A new distributor was charged with getting garments into Postie Plus's network of 83 stores nationwide. But the stock did not arrive on time.
By the time Postie Plus got its stock on to the shelves, it had to begin discounting, destroying its margins and leaving the company worth just $6.6m as measured by market capitalisation.
Third quarter sales results for Postie Plus showed a sales decrease from continuing operations of 14 per cent in the period to $19.4m.
Year-to-date sales for the period dropped 5.4 per cent to $62.7m while gross margin percentage also dropped.
Postie Plus said it was implementing profit improvement opportunities by focusing on sourcing and supply, marketing and job cuts.
The company's share price is trading at about 16.5c, down from 22c at the start of the year.
Postie Plus had a very volatile share price, and any movement in the market would assist that, Harris said. It was fighting the same economic issues as Pumpkin Patch and Hallenstein Glasson, she said.
"Postie has a lower socio-economic target market, so any squeeze in the economy would be felt by the company."
Kathmandu, which also has a July 31 year end, was currently in its most important sales period, Harris said.
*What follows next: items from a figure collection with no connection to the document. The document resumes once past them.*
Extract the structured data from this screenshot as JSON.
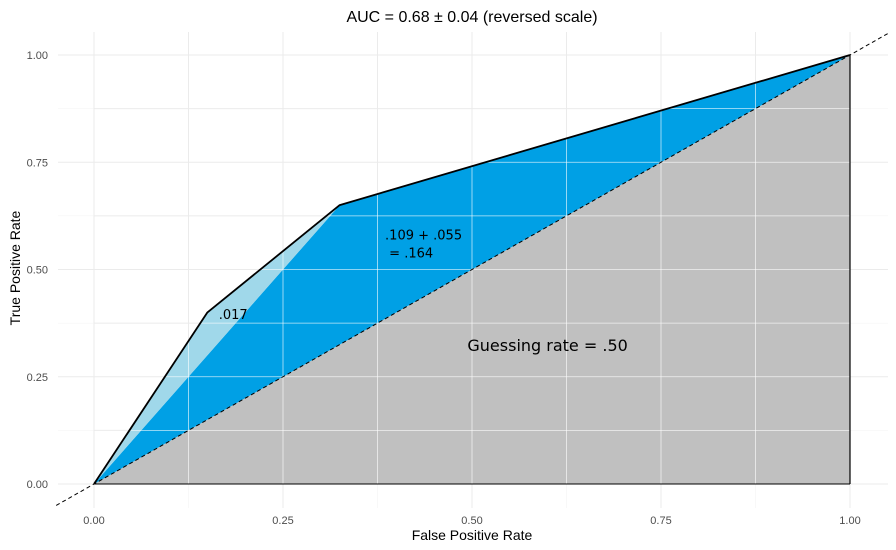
{
  "chart_data": {
    "type": "area",
    "title": "AUC = 0.68 ± 0.04 (reversed scale)",
    "xlabel": "False Positive Rate",
    "ylabel": "True Positive Rate",
    "xlim": [
      0,
      1
    ],
    "ylim": [
      0,
      1
    ],
    "x_ticks": [
      "0.00",
      "0.25",
      "0.50",
      "0.75",
      "1.00"
    ],
    "y_ticks": [
      "0.00",
      "0.25",
      "0.50",
      "0.75",
      "1.00"
    ],
    "grid": true,
    "roc_curve": [
      {
        "x": 0.0,
        "y": 0.0
      },
      {
        "x": 0.15,
        "y": 0.4
      },
      {
        "x": 0.325,
        "y": 0.65
      },
      {
        "x": 1.0,
        "y": 1.0
      }
    ],
    "regions": [
      {
        "name": "guessing",
        "color": "#c0c0c0",
        "label": "Guessing rate = .50",
        "label_at": [
          0.6,
          0.31
        ]
      },
      {
        "name": "blue",
        "color": "#00a0e5",
        "label_lines": [
          ".109 + .055",
          " = .164"
        ],
        "label_at": [
          0.385,
          0.57
        ]
      },
      {
        "name": "lightblue",
        "color": "#a0d8ea",
        "label": ".017",
        "label_at": [
          0.165,
          0.385
        ]
      }
    ],
    "diagonal": {
      "style": "dashed",
      "from": [
        -0.05,
        -0.05
      ],
      "to": [
        1.05,
        1.05
      ]
    }
  }
}
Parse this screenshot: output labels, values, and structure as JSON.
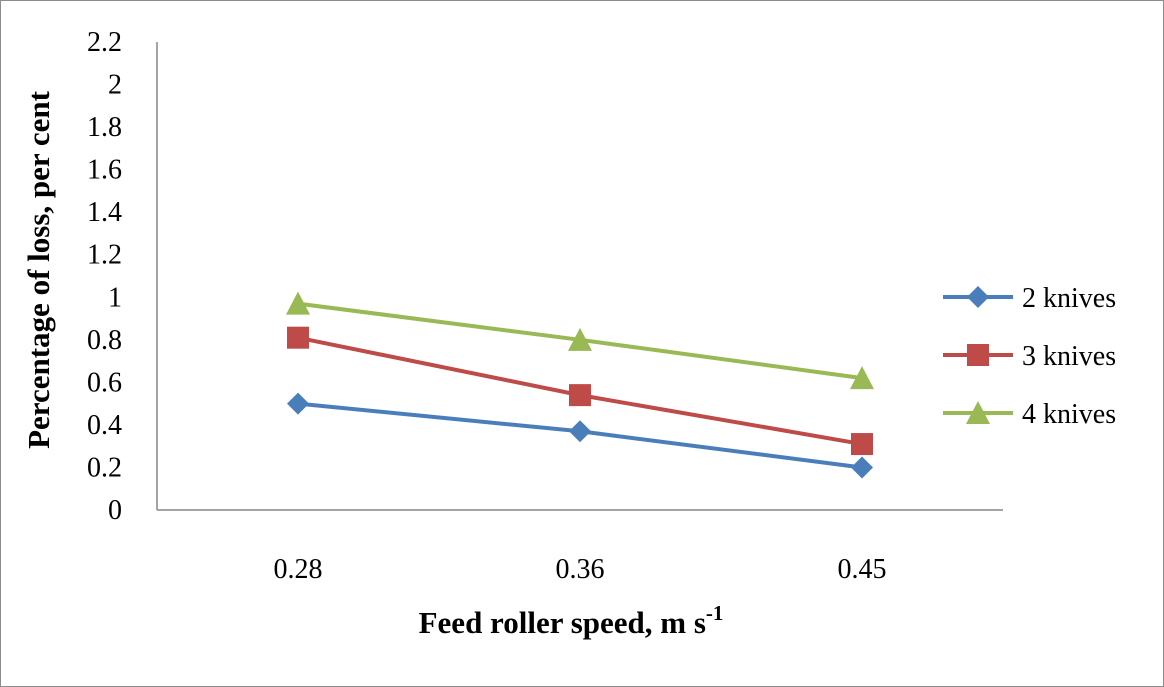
{
  "chart_data": {
    "type": "line",
    "title": "",
    "xlabel": "Feed roller speed, m s",
    "xlabel_superscript": "-1",
    "ylabel": "Percentage of loss, per cent",
    "categories": [
      "0.28",
      "0.36",
      "0.45"
    ],
    "ylim": [
      0,
      2.2
    ],
    "yticks": [
      "0",
      "0.2",
      "0.4",
      "0.6",
      "0.8",
      "1",
      "1.2",
      "1.4",
      "1.6",
      "1.8",
      "2",
      "2.2"
    ],
    "grid": false,
    "legend_position": "right",
    "series": [
      {
        "name": "2 knives",
        "values": [
          0.5,
          0.37,
          0.2
        ],
        "color": "#4a7ebb",
        "marker": "diamond"
      },
      {
        "name": "3 knives",
        "values": [
          0.81,
          0.54,
          0.31
        ],
        "color": "#be4b48",
        "marker": "square"
      },
      {
        "name": "4 knives",
        "values": [
          0.97,
          0.8,
          0.62
        ],
        "color": "#98b954",
        "marker": "triangle"
      }
    ]
  }
}
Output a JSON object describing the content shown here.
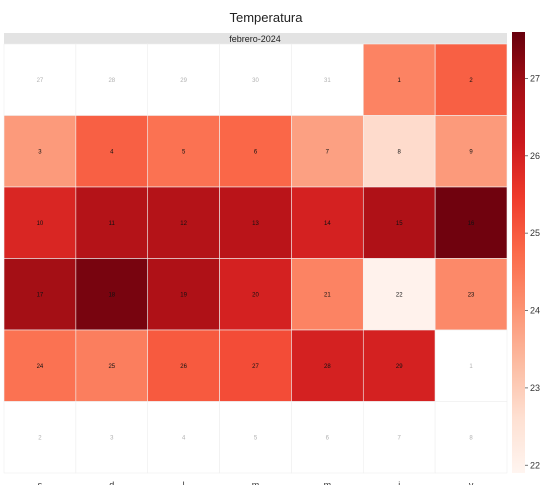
{
  "chart_data": {
    "type": "heatmap",
    "title": "Temperatura",
    "strip_label": "febrero-2024",
    "weekdays": [
      "s",
      "d",
      "l",
      "m",
      "m",
      "j",
      "v"
    ],
    "colorbar": {
      "ticks": [
        22,
        23,
        24,
        25,
        26,
        27
      ],
      "range": [
        21.9,
        27.6
      ],
      "colors": [
        "#fff5f0",
        "#fee0d2",
        "#fcbba1",
        "#fc9272",
        "#fb6a4a",
        "#ef3b2c",
        "#cb181d",
        "#a50f15",
        "#67000d"
      ]
    },
    "cells": [
      {
        "day": "27",
        "value": null,
        "in_month": false
      },
      {
        "day": "28",
        "value": null,
        "in_month": false
      },
      {
        "day": "29",
        "value": null,
        "in_month": false
      },
      {
        "day": "30",
        "value": null,
        "in_month": false
      },
      {
        "day": "31",
        "value": null,
        "in_month": false
      },
      {
        "day": "1",
        "value": 24.3,
        "in_month": true
      },
      {
        "day": "2",
        "value": 24.9,
        "in_month": true
      },
      {
        "day": "3",
        "value": 23.9,
        "in_month": true
      },
      {
        "day": "4",
        "value": 24.9,
        "in_month": true
      },
      {
        "day": "5",
        "value": 24.6,
        "in_month": true
      },
      {
        "day": "6",
        "value": 24.8,
        "in_month": true
      },
      {
        "day": "7",
        "value": 23.8,
        "in_month": true
      },
      {
        "day": "8",
        "value": 22.7,
        "in_month": true
      },
      {
        "day": "9",
        "value": 23.9,
        "in_month": true
      },
      {
        "day": "10",
        "value": 25.9,
        "in_month": true
      },
      {
        "day": "11",
        "value": 26.6,
        "in_month": true
      },
      {
        "day": "12",
        "value": 26.6,
        "in_month": true
      },
      {
        "day": "13",
        "value": 26.5,
        "in_month": true
      },
      {
        "day": "14",
        "value": 26.0,
        "in_month": true
      },
      {
        "day": "15",
        "value": 26.7,
        "in_month": true
      },
      {
        "day": "16",
        "value": 27.5,
        "in_month": true
      },
      {
        "day": "17",
        "value": 26.9,
        "in_month": true
      },
      {
        "day": "18",
        "value": 27.4,
        "in_month": true
      },
      {
        "day": "19",
        "value": 26.7,
        "in_month": true
      },
      {
        "day": "20",
        "value": 26.0,
        "in_month": true
      },
      {
        "day": "21",
        "value": 24.3,
        "in_month": true
      },
      {
        "day": "22",
        "value": 22.0,
        "in_month": true
      },
      {
        "day": "23",
        "value": 24.2,
        "in_month": true
      },
      {
        "day": "24",
        "value": 24.6,
        "in_month": true
      },
      {
        "day": "25",
        "value": 24.4,
        "in_month": true
      },
      {
        "day": "26",
        "value": 25.0,
        "in_month": true
      },
      {
        "day": "27",
        "value": 25.2,
        "in_month": true
      },
      {
        "day": "28",
        "value": 26.0,
        "in_month": true
      },
      {
        "day": "29",
        "value": 26.0,
        "in_month": true
      },
      {
        "day": "1",
        "value": null,
        "in_month": false
      },
      {
        "day": "2",
        "value": null,
        "in_month": false
      },
      {
        "day": "3",
        "value": null,
        "in_month": false
      },
      {
        "day": "4",
        "value": null,
        "in_month": false
      },
      {
        "day": "5",
        "value": null,
        "in_month": false
      },
      {
        "day": "6",
        "value": null,
        "in_month": false
      },
      {
        "day": "7",
        "value": null,
        "in_month": false
      },
      {
        "day": "8",
        "value": null,
        "in_month": false
      }
    ]
  }
}
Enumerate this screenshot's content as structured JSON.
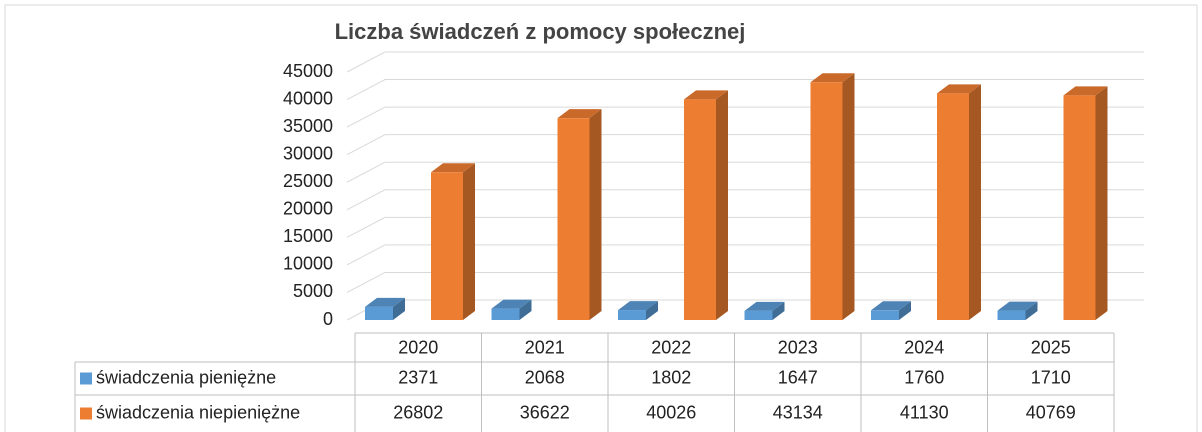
{
  "chart_data": {
    "type": "bar3d",
    "title": "Liczba świadczeń z pomocy społecznej",
    "categories": [
      "2020",
      "2021",
      "2022",
      "2023",
      "2024",
      "2025"
    ],
    "series": [
      {
        "name": "świadczenia pieniężne",
        "color": "#5b9bd5",
        "values": [
          2371,
          2068,
          1802,
          1647,
          1760,
          1710
        ]
      },
      {
        "name": "świadczenia niepieniężne",
        "color": "#ed7d31",
        "values": [
          26802,
          36622,
          40026,
          43134,
          41130,
          40769
        ]
      }
    ],
    "ylim": [
      0,
      45000
    ],
    "yticks": [
      0,
      5000,
      10000,
      15000,
      20000,
      25000,
      30000,
      35000,
      40000,
      45000
    ],
    "grid": true,
    "data_table": true
  }
}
This annual winter sale would account for 30 per cent of the year's sales, she said.
"The delayed, and cold, arrival of winter may turn out to be a blessing for this retailer."
The leisure-clothing retailer had not issued a profit downgrade like Pumpkin Patch and Hallenstein Glasson, so it could be tracking towards good full-year results, Harris said.
Kathmandu's share price was sitting around $2.50, after trading around $3 in May.